(651a) Invited: Hydrogel Systems to Evoke Physiological Cellular Programs

Much of our current understanding of neurobiology relies on disrupted tissues, laboratory studies in artificial environments, and clinical observations. We hypothesize that the next generation of nerve repair therapies relies on the design of materials that better replicate the three-dimensional (3D) structure and physiology of native tissues. Our ongoing work aims to advance the understanding of neuronal response to 3D environments and to provide new improved materials and tools to study and repair neurons. This presentation will describe our efforts to delineate how ramifications of the 3D microenvironment (e.g., altered integrin signaling, diffusion of soluble molecules and matrix remodeling) impact neuronal survival and outgrowth.

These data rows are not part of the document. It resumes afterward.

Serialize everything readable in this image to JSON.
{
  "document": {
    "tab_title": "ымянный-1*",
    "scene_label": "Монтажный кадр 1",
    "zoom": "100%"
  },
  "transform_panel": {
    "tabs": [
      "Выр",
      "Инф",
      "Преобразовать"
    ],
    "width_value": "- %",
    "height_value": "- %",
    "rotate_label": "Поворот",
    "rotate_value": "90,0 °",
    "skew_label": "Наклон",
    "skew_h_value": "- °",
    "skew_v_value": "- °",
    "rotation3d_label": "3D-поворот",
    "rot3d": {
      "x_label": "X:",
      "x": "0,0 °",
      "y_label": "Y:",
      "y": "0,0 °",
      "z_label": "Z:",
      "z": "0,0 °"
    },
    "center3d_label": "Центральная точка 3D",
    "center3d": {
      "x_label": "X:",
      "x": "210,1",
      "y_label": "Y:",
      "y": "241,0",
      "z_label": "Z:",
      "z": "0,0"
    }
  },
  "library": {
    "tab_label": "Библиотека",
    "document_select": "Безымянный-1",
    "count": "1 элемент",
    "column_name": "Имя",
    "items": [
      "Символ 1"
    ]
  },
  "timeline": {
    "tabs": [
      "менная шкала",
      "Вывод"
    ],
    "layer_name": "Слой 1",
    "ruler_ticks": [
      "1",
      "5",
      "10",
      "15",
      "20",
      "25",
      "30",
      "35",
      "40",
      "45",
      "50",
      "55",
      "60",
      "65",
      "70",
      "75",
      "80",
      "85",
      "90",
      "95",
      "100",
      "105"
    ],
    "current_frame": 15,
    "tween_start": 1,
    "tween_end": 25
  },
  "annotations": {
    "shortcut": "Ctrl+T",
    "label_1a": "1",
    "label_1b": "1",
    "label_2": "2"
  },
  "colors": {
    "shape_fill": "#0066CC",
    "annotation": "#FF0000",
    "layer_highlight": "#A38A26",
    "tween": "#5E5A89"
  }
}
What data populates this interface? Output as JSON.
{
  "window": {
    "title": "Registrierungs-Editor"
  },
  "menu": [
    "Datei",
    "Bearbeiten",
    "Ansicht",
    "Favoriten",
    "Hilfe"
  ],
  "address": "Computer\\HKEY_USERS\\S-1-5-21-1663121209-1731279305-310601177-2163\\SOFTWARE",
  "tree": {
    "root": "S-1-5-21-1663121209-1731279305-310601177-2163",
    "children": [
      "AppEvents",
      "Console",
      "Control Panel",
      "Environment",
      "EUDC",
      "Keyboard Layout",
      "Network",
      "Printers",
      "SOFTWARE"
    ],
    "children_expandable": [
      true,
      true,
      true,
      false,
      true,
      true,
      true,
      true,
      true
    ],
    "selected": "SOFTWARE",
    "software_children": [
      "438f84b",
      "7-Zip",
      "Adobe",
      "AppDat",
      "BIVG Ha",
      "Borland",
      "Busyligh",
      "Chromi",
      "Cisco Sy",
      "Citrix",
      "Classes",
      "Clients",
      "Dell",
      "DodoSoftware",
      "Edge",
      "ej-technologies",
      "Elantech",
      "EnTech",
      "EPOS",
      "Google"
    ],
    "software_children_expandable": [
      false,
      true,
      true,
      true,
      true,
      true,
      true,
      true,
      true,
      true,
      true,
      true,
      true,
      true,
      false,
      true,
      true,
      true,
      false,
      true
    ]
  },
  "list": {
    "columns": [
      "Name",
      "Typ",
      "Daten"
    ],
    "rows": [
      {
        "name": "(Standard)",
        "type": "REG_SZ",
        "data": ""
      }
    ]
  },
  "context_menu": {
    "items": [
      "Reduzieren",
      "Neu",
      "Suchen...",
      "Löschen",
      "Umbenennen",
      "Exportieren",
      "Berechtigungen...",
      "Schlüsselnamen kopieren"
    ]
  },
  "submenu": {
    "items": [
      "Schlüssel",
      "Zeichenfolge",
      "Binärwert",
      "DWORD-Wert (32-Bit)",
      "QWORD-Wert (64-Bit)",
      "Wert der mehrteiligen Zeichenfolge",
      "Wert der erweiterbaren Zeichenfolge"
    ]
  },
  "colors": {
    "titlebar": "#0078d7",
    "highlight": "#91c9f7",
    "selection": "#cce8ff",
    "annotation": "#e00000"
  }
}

Our findings indicate that 3D culture imposes changes in β1 integrin signaling that result in patterns of neurite outgrowth that better mimic in vivo morphology compared to culture on two-dimensional surfaces. To study this effect in more detail, we have established two novel tools to provide quantitative data in a physiologically relevant 3D system. First, we have developed a 3D culture system with controllable physical and biochemical material properties.  Second, we have developed novel fluorescent oxygen-sensing microparticles to detect spatial and temporal changes in dissolved oxygen content. The microparticles demonstrate sensing performance comparable to traditional electrochemical probes, but are biocompatible and allow rapid, automated and non-invasive measurements local to cells and without consuming oxygen. Such enabling technologies pose vast potential for deciphering both the cellular morphogenic and molecular response to engineered scaffolds, and ultimately, the in vivo extracellular matrix.